American politician (1961–2005)

David A. Coley (November 8, 1961 – March 25, 2005) was a Republican politician from Florida who served as a member of the Florida House of Representatives from the 7th district from 2004 until his death in 2005.

==Early life==
Coley was born in Louisville, Kentucky, in 1961. He attended Murray State University before moving to Florida in 1976. Coley worked as a legislative aide to Republican Congressman Bill Grant and Representatives Robert Trammell and Allan Bense before he was appointed the special services coordinator at Chipola College.

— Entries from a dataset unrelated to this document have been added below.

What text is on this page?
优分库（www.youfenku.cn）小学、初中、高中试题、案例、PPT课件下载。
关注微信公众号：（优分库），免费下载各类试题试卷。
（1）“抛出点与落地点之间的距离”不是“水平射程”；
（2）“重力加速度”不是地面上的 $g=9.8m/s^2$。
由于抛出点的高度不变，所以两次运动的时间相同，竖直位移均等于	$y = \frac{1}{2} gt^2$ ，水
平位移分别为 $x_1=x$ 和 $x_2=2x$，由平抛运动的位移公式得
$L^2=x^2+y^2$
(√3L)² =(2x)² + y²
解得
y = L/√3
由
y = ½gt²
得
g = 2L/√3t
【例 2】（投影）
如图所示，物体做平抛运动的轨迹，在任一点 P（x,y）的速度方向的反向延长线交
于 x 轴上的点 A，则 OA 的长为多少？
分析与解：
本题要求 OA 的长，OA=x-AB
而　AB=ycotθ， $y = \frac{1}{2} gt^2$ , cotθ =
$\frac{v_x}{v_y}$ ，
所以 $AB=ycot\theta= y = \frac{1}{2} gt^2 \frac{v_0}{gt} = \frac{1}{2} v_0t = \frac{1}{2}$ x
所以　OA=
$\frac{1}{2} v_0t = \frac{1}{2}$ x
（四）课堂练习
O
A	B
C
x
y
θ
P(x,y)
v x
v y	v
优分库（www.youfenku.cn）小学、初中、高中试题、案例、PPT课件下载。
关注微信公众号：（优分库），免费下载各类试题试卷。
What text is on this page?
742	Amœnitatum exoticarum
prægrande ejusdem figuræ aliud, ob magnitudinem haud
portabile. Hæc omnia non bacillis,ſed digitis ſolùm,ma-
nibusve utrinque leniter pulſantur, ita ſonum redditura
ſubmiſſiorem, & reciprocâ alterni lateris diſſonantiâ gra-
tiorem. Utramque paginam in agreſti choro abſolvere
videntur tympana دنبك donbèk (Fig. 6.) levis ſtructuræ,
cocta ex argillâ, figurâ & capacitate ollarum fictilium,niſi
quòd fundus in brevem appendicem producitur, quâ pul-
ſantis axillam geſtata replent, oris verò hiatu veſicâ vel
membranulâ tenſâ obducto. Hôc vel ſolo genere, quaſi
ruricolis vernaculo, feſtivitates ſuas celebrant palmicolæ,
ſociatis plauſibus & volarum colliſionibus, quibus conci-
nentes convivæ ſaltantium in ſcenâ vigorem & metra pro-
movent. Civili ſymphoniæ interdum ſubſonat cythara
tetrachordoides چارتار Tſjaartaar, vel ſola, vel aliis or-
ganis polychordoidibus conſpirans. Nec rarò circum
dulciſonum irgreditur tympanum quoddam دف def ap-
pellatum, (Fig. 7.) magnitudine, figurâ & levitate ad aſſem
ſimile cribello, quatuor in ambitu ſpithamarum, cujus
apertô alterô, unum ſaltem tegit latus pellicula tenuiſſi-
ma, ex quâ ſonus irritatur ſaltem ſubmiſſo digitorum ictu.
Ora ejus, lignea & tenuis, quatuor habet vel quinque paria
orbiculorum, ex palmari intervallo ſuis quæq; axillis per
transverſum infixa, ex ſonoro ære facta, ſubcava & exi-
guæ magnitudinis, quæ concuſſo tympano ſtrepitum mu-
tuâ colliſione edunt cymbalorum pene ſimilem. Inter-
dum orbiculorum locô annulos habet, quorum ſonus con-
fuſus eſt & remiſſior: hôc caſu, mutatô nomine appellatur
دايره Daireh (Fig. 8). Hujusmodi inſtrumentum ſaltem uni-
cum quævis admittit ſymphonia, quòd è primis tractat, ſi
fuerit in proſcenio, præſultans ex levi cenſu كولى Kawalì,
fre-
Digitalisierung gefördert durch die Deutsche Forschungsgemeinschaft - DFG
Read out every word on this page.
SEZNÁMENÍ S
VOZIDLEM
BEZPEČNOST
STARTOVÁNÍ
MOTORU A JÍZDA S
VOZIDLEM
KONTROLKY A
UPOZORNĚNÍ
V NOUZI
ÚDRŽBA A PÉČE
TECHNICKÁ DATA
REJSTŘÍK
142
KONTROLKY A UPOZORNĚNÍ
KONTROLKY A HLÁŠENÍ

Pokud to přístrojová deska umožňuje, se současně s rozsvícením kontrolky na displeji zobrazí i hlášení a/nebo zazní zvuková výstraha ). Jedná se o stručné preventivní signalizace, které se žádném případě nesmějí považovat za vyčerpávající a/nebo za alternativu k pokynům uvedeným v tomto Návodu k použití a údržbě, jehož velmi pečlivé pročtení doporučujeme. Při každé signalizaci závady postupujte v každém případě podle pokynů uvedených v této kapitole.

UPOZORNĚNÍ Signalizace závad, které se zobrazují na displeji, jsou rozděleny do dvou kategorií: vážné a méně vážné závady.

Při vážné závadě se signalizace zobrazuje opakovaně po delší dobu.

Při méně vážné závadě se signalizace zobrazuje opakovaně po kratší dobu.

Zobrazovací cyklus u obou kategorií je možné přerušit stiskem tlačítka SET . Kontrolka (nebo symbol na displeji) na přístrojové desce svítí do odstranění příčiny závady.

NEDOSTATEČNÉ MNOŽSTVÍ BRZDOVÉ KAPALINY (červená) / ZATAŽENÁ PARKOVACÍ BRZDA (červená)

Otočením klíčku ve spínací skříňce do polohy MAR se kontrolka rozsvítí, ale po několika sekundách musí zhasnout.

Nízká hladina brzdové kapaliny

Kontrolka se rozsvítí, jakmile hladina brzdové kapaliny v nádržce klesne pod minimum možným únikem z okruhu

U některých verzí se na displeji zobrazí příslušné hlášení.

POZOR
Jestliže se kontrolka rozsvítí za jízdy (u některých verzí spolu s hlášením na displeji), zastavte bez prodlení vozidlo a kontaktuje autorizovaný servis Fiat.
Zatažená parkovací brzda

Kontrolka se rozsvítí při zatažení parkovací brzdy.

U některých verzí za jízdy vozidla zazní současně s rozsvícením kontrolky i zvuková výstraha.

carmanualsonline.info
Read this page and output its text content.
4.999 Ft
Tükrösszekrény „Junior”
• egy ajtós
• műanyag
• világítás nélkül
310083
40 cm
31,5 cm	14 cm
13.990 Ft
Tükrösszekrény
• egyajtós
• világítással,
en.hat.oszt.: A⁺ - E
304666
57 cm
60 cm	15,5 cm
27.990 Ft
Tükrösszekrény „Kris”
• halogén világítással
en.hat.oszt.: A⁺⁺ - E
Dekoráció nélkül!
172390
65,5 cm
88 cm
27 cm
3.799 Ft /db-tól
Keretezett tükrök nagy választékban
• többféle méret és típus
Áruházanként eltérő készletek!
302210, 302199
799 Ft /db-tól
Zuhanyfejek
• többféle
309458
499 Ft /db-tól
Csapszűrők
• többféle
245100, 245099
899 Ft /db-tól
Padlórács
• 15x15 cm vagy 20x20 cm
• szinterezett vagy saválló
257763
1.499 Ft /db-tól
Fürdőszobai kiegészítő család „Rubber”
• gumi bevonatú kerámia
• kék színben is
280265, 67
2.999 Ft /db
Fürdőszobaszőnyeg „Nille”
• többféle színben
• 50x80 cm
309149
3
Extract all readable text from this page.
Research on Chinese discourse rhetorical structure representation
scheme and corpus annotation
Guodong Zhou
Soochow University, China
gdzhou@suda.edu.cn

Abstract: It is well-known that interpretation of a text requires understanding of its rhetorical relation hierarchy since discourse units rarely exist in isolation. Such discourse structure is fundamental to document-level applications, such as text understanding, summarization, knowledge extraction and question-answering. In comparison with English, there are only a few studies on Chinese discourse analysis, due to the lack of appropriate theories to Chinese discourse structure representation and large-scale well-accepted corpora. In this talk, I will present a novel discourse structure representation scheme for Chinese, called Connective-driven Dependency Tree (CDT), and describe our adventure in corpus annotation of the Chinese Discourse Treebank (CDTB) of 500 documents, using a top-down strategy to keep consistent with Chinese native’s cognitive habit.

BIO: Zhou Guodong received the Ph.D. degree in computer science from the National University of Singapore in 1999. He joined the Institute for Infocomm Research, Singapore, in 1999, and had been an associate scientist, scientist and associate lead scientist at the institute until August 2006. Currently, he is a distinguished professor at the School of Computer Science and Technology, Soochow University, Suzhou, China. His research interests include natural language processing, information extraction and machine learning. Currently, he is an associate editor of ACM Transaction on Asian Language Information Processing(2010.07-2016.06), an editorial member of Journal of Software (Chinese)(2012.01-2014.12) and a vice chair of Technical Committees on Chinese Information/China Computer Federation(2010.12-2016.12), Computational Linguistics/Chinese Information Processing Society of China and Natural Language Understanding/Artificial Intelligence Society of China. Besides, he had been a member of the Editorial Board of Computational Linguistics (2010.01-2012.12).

==Florida House of Representatives==
In 2004, when State Representative Bev Kilmer opted to run for Congress rather than seek re-election, Coley ran to succeed her in the 7th district. In the Republican primary, he faced former State Representative Jamey Westbrook, who had been elected to a single term in the State House in 1996 before being defeated by Kilmer in 1998. Coley defeated Westbrook by a wide margin, winning 63 percent of the vote to his 37 percent.

In the general election, Coley faced the Democratic nominee, Carl Duncan, an education consultant for the state Department of Corrections. Coley defeated Duncan in a landslide, winning 71 percent of the vote.

==Death==
Coley died of liver cancer on March 25, 2005. He was succeeded in the State House by his widow, Marti.